Every family falls into one of three categories. Those in Category 1 are likely to qualify for a significant amount of financial aid if they go through the process properly. Category 2 families are likely to qualify for some amount of aid. Category 3 families have a different challenge because they are unlikely to qualify for any financial aid. The job here is maximizing tax strategies and figuring out how to pay for the rest through cash flow.
A warning for Category 1 families is that there is no guarantee, in the coming years, that a college will be able to meet the full need of a family. Since the recession, states have been cutting funds to colleges at an alarming rate, so these families need to make every effort to provide some college savings, if at all possible.
The federal formulas for aid have protection for part of the parents’ income as well as a limited amount for the student. There is also a protection amount for the parents’ assets but the student does not enjoy this for his assets. In planning for college funding, it is good to have income and assets in the protected classes so that they open the door for more financial aid. After the college years, assets can be shifted back.
Generally an independent business person, small business owner/partner, or farmer will fall into category 1 or 2. There is, in many instances, much that can be done to create the ability to qualify for more financial aid for these people. They have more control over and ability to time their incomes and payrolls. They might also use sections of the IRS code to lower assets in the use of their business that will, in turn, lower their EFC giving them more financial need that can be met through other sources.

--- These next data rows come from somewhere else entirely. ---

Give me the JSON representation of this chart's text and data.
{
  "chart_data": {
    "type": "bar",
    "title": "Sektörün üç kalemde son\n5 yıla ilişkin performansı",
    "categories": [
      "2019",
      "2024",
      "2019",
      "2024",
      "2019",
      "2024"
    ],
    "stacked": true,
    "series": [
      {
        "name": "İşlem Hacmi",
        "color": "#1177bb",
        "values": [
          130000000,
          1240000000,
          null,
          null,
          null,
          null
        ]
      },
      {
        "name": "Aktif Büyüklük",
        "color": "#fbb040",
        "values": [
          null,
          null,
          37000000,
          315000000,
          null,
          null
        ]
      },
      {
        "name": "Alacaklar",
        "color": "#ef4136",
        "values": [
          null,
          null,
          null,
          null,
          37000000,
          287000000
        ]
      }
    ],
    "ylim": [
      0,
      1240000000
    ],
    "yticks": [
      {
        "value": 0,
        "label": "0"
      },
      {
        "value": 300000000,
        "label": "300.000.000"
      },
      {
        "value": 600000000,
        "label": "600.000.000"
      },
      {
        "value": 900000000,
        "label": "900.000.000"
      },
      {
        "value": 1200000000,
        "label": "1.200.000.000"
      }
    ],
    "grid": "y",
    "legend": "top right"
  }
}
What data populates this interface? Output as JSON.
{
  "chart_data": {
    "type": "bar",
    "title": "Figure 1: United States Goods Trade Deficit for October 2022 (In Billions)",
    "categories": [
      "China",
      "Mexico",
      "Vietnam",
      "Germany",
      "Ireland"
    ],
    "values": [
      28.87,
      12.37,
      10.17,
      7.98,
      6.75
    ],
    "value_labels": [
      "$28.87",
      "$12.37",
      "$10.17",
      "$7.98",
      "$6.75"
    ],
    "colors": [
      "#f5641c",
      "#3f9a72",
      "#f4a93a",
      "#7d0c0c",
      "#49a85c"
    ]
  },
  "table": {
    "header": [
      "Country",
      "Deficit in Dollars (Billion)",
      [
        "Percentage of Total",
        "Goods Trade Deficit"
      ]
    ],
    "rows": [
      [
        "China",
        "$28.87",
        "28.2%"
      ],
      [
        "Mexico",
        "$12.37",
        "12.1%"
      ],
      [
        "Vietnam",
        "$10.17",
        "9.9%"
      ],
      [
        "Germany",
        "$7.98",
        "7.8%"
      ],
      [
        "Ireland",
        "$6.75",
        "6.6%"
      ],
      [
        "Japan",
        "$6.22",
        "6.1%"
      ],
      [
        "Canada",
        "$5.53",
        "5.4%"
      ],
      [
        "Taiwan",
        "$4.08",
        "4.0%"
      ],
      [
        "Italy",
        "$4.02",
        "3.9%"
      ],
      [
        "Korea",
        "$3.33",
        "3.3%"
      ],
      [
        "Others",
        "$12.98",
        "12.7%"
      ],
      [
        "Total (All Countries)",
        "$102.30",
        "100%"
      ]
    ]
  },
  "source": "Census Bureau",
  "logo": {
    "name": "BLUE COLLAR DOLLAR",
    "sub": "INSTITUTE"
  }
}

Many of these strategies can be employed as late as December of the student’s senior year in high school. They are, however, best utilized as a combination of planning and funding strategies implemented as early as possible; certainly by the sophomore year.
Regardless of the category into which your family falls, there are strategies that can be employed to help with the college funding process. The important point to take away is that educating yourself could help you save thousands of dollars a year while educating your child. In many respects planning and funding your students’ education is like a game; there are rules and strategies you need to know to win.